A depiction of Parisians rebelling against the Nationalist Government in March 1871.
A depiction of Parisians rebelling against the Nationalist Government in March 1871.

In addition, the government did not necessarily achieve any “communist”-type reforms. Rather, their social reform seemed to be instilled with liberal ideals, rather than strictly Marxist ones. Furthermore, I was discouraged by the fact that some historians I encountered did not put any stake in the connection between the Paris Commune and the rise of communism in the 20th century. Needless to say, I was relatively demoralized, and ready to completely alter my research.

Then, I encountered historian Stewart Edwards, whose comments helped to shape and focus my analysis of the impact of the Commune on the rise of Communism in the 20th century.

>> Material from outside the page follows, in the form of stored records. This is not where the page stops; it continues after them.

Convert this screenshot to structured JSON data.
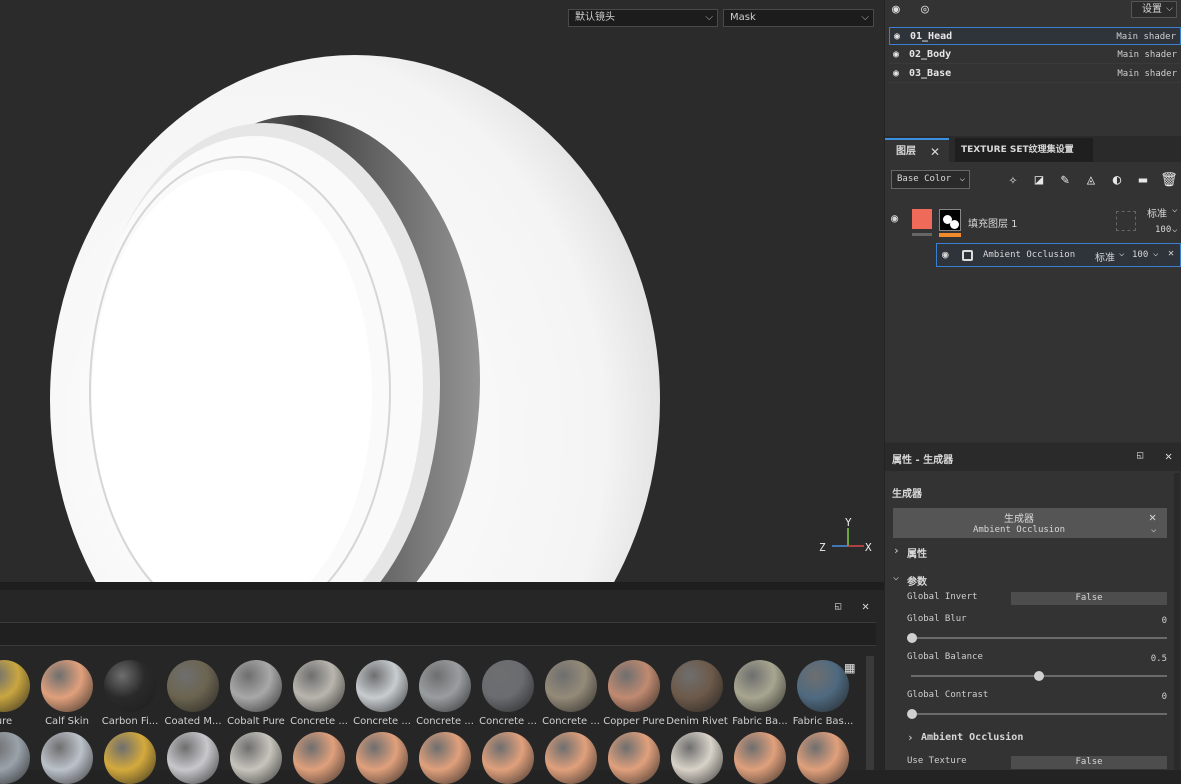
{
  "viewport": {
    "camera_select": "默认镜头",
    "channel_select": "Mask",
    "axes": {
      "x": "X",
      "y": "Y",
      "z": "Z"
    }
  },
  "texture_sets": {
    "settings_label": "设置",
    "items": [
      {
        "name": "01_Head",
        "shader": "Main shader"
      },
      {
        "name": "02_Body",
        "shader": "Main shader"
      },
      {
        "name": "03_Base",
        "shader": "Main shader"
      }
    ]
  },
  "layers_panel": {
    "tab_layers": "图层",
    "tab_texture_set": "TEXTURE SET纹理集设置",
    "channel_select": "Base Color",
    "fill_layer": {
      "name": "填充图层 1",
      "blend": "标准",
      "opacity": "100"
    },
    "ao_effect": {
      "name": "Ambient Occlusion",
      "blend": "标准",
      "opacity": "100"
    }
  },
  "properties": {
    "title": "属性 - 生成器",
    "section": "生成器",
    "generator_name": "生成器",
    "generator_type": "Ambient Occlusion",
    "group_props": "属性",
    "group_params": "参数",
    "params": {
      "global_invert_label": "Global Invert",
      "global_invert_value": "False",
      "global_blur_label": "Global Blur",
      "global_blur_value": "0",
      "global_balance_label": "Global Balance",
      "global_balance_value": "0.5",
      "global_contrast_label": "Global Contrast",
      "global_contrast_value": "0"
    },
    "group_ao": "Ambient Occlusion",
    "use_texture_label": "Use Texture",
    "use_texture_value": "False"
  },
  "shelf": {
    "row1": [
      "ure",
      "Calf Skin",
      "Carbon Fi...",
      "Coated M...",
      "Cobalt Pure",
      "Concrete ...",
      "Concrete ...",
      "Concrete ...",
      "Concrete ...",
      "Concrete ...",
      "Copper Pure",
      "Denim Rivet",
      "Fabric Ba...",
      "Fabric Bas..."
    ],
    "row1_colors": [
      "#c9a640",
      "#e0a07c",
      "#2a2a2a",
      "#6b6450",
      "#a8a8a8",
      "#b9b5ae",
      "#c7ccd0",
      "#9a9da0",
      "#6a6c70",
      "#948a78",
      "#c08a70",
      "#6d5a4a",
      "#a8a690",
      "#4f6a80"
    ],
    "row2_colors": [
      "#9aa2aa",
      "#bcc2ca",
      "#d4aa3c",
      "#c8c8cc",
      "#c6c4bc",
      "#e0a07c",
      "#e0a07c",
      "#e0a07c",
      "#e0a07c",
      "#e0a07c",
      "#e0a07c",
      "#d8d2c8",
      "#e0a07c",
      "#e0a07c"
    ]
  }
}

The seventy-two days from 18 March to 28 May 1871…though too short to carry out any permanent measures of social reform, were long enough to create the myth, the legend, of the Commune as the first great workers revolt…which was to inspire communists in the period up to, and even after, the Russian Revolution of 1917. (Stewart Edwards, The Communards of Paris, 9).

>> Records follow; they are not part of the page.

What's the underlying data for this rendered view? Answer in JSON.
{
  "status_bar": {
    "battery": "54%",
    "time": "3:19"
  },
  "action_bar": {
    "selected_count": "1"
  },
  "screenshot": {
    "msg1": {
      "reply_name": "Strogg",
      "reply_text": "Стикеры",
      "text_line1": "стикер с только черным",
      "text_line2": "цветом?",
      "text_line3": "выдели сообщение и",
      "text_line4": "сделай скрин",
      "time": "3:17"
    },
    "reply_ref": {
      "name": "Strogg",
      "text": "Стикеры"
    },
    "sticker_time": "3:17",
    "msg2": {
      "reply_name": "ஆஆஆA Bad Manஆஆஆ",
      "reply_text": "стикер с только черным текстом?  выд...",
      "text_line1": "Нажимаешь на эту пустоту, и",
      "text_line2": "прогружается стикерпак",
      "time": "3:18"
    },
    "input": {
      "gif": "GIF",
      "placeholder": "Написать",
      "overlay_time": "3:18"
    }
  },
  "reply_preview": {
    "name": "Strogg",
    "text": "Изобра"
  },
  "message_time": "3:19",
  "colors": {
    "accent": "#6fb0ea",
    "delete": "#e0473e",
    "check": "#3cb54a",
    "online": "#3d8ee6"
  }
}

This statement allowed me to see the influence of the events in Paris in a whole new light. I later encountered rhetoric from both Lenin and Mao (paragraph 9) who made explicit references to the Commune early in their political careers. They both desired that in some way, the governments they led would come to resemble those seventy two days in Paris. At this point, I was encouraged by the potential connection, but also extremely confused. Why would these men aspire to a government whose reign lasted less than three months, and ended in the death of thousands?

A portrait of the Chinese communist leader Mao Zedong.
A portrait of the Chinese communist leader Mao Zedong.

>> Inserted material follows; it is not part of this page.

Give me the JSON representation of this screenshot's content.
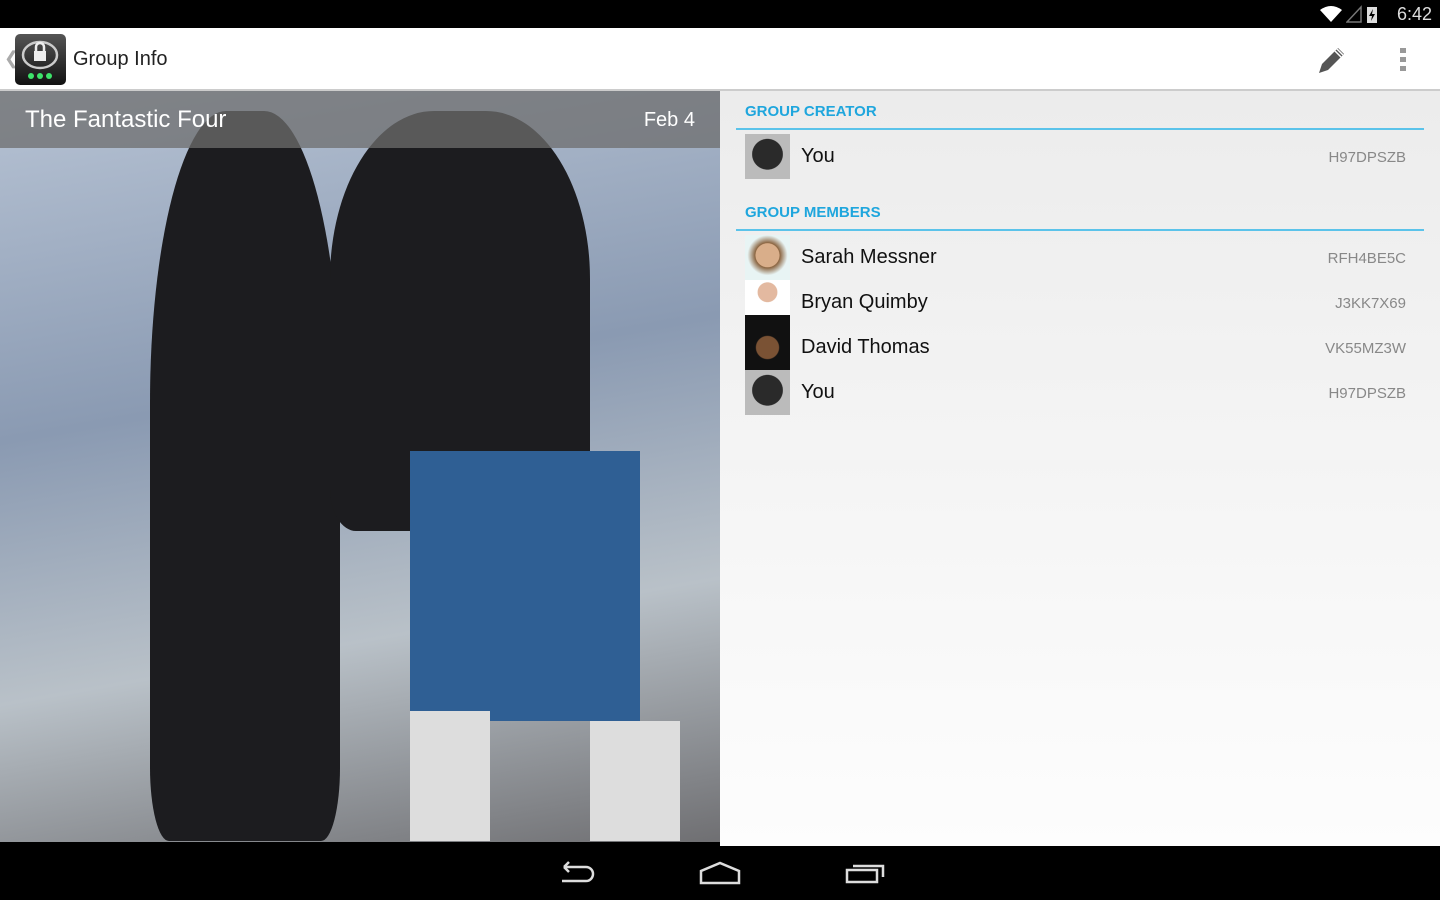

Something clicked as I began to again look through the perceived “failures” of the Commune. Despite its un-Communist nature, 20th century communists could still look into those seventy two days in Paris and dream. Despite the obvious truth that the government was not a communist one, many factors added to this desire. The brief time of the government, the limited geographical influence (it never got outside of Paris), and the brutal, (and in the minds of communists) unjustified end to the Commune created a mystique surrounding the Commune. This, in accordance with aspects of the government such as anti-clericalism and voting practices, which communists saw a a good model, produced a sentiment which elevated the influence of this brief government in France.

A portrait of Soviet leader Vladimir Lenin.
A portrait of Soviet leader Vladimir Lenin.

Although the government did not necessarily accomplish anything politically or socially significant, within this mystique of the Commune lies its historical significance. It was by no means the sole primary reason or motivation for Lenin and Mao rising to power in their nations. Yet, through their fondness of the event, the Commune needs to be a recognized factor in the rise of the influence of communism in the 20th century.

Therefore, through the careful investigation of many historians and historical figures, it is evident that there exists a connection between the brief and ambiguous nature of the Commune and arguably the most influential political movement of the 20th century. The Paris Commune of 1871 did have an impact on communist movements in the 20th century. Although it was not as significant as I had initially hoped or imagined, the tantalizing effect of the Commune persisted into the 20th century, making it a time  to be remembered in history. This brief time in Paris helped to inspire a dream that would be pervasive and significant in the world in the 1900’s.

– Tom Keefe

WORKS CITED

Stewart Edwards, ed. The Communards of Paris, 1871, (London: Thames and Hudson LTD, 1973), 9.